Intervention de Alima Boumediene-Thiery

Réunion du 20 juin 2008 à 21h45
Modernisation des institutions de la ve république — Article 11

Photo de Alima Boumediene-ThieryAlima Boumediene-Thiery :

Par cet article, l’Assemblée nationale a jugé bon d’inscrire dans la Constitution le principe de la non-rétroactivité de la loi tout en l’assortissant d’une exception : un « motif déterminant d’intérêt général ».

Pourquoi pas ? L’exception qui est donnée correspond, plus ou moins, à la règle posée par la Cour européenne des droits de l’homme, en ce qui concerne la non-rétroactivité de la loi dans les matières autres que la matière pénale.

Cependant, à y regarder de plus près, il y a des raisons de se demander si cet article, en réalité, ne vise pas à permettre, justement, de contourner la règle de non-rétroactivité de la loi pénale sur le fondement de ce « motif déterminant d’intérêt général ».

En effet, la détermination du Président de la République à contourner ce principe concernant le dispositif de rétention de sûreté nous fait craindre le pire. Nous avons déjà vécu une situation de ce genre voilà peu.

Le premier vice-président de la Cour de cassation, M. Lamanda, a opposé une fin de non-recevoir à la demande du Président de la République qui lui demandait de trouver un moyen de faire appliquer la rétention de sûreté de manière rétroactive.

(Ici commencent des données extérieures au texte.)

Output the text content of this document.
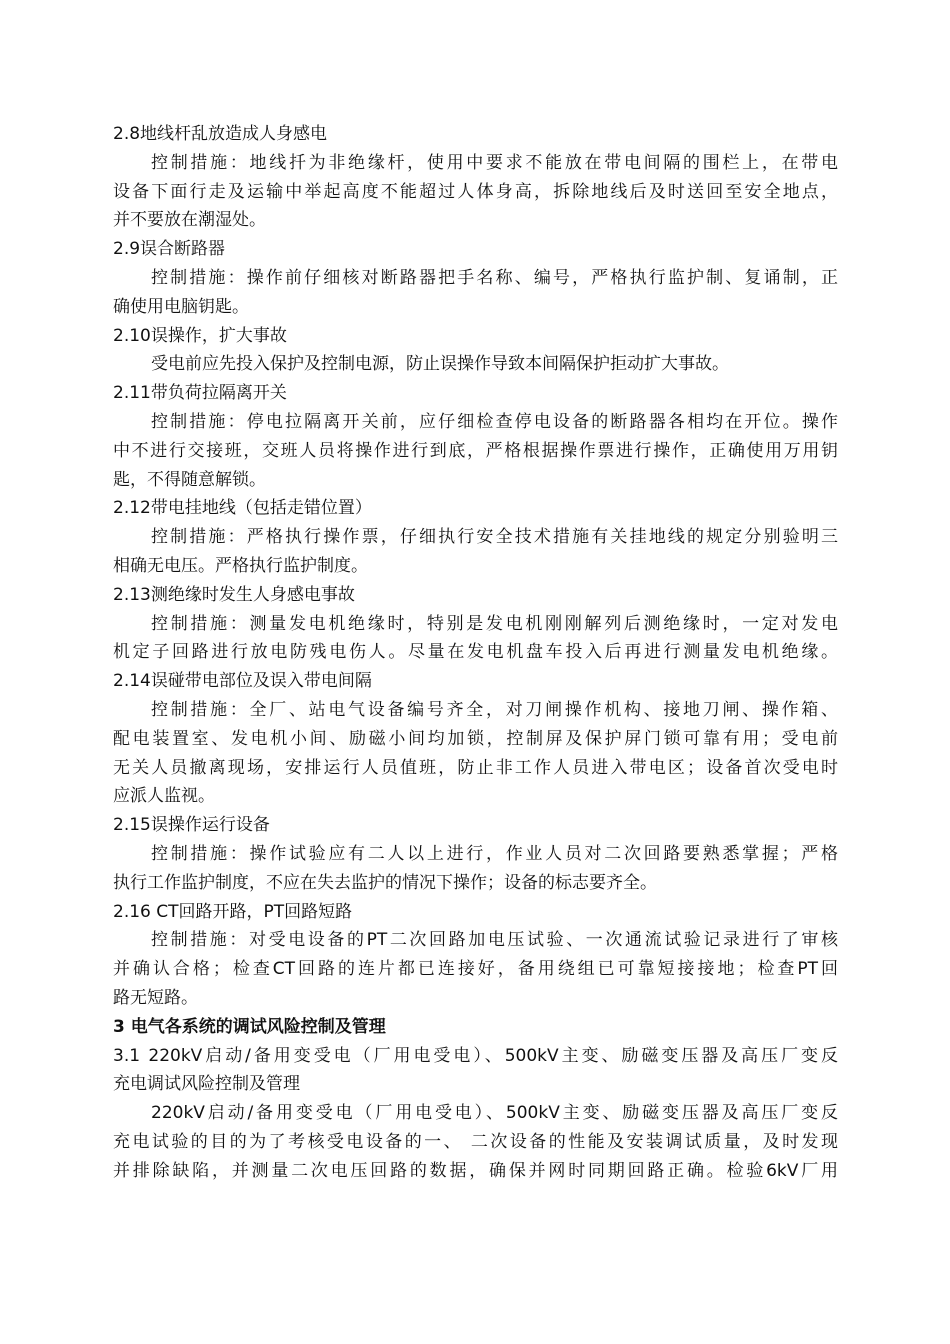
2.8地线杆乱放造成人身感电
控制措施：地线扦为非绝缘杆，使用中要求不能放在带电间隔的围栏上，在带电
设备下面行走及运输中举起高度不能超过人体身高，拆除地线后及时送回至安全地点，
并不要放在潮湿处。
2.9误合断路器
控制措施：操作前仔细核对断路器把手名称、编号，严格执行监护制、复诵制，正
确使用电脑钥匙。
2.10误操作，扩大事故
受电前应先投入保护及控制电源，防止误操作导致本间隔保护拒动扩大事故。
2.11带负荷拉隔离开关
控制措施：停电拉隔离开关前，应仔细检查停电设备的断路器各相均在开位。操作
中不进行交接班，交班人员将操作进行到底，严格根据操作票进行操作，正确使用万用钥
匙，不得随意解锁。
2.12带电挂地线（包括走错位置）
控制措施：严格执行操作票，仔细执行安全技术措施有关挂地线的规定分别验明三
相确无电压。严格执行监护制度。
2.13测绝缘时发生人身感电事故
控制措施：测量发电机绝缘时，特别是发电机刚刚解列后测绝缘时，一定对发电
机定子回路进行放电防残电伤人。尽量在发电机盘车投入后再进行测量发电机绝缘。
2.14误碰带电部位及误入带电间隔
控制措施：全厂、站电气设备编号齐全，对刀闸操作机构、接地刀闸、操作箱、
配电装置室、发电机小间、励磁小间均加锁，控制屏及保护屏门锁可靠有用；受电前
无关人员撤离现场，安排运行人员值班，防止非工作人员进入带电区；设备首次受电时
应派人监视。
2.15误操作运行设备
控制措施：操作试验应有二人以上进行，作业人员对二次回路要熟悉掌握；严格
执行工作监护制度，不应在失去监护的情况下操作；设备的标志要齐全。
2.16 CT回路开路，PT回路短路
控制措施：对受电设备的PT二次回路加电压试验、一次通流试验记录进行了审核
并确认合格；检查CT回路的连片都已连接好，备用绕组已可靠短接接地；检查PT回
路无短路。
3 电气各系统的调试风险控制及管理
3.1 220kV启动/备用变受电（厂用电受电）、500kV主变、励磁变压器及高压厂变反
充电调试风险控制及管理
220kV启动/备用变受电（厂用电受电）、500kV主变、励磁变压器及高压厂变反
充电试验的目的为了考核受电设备的一、 二次设备的性能及安装调试质量，及时发现
并排除缺陷，并测量二次电压回路的数据，确保并网时同期回路正确。检验6kV厂用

Il n’existe donc pas de moyen de contourner ce principe, sauf à l’atténuer ou à le supprimer. Quel meilleur moyen d’y parvenir si ce n’est en révisant la Constitution ?

C’est ce à quoi tend cet article : donner au Conseil constitutionnel un motif pour permettre la rétroactivité de la rétention de sûreté, ainsi que la mise en œuvre de tous les dispositifs que le Gouvernement cherchera à créer et dont nous pouvons craindre qu’ils ne soient de plus en plus répressifs.

Il suffira que le Conseil constitutionnel considère que la lutte contre la récidive des criminels les plus dangereux constitue un « motif déterminant d’intérêt général » pour que sa jurisprudence, dans le domaine de la rétroactivité de la loi pénale, vole en éclats.

Nous rendrions certainement service au Conseil constitutionnel en supprimant une disposition en fait très dangereuse.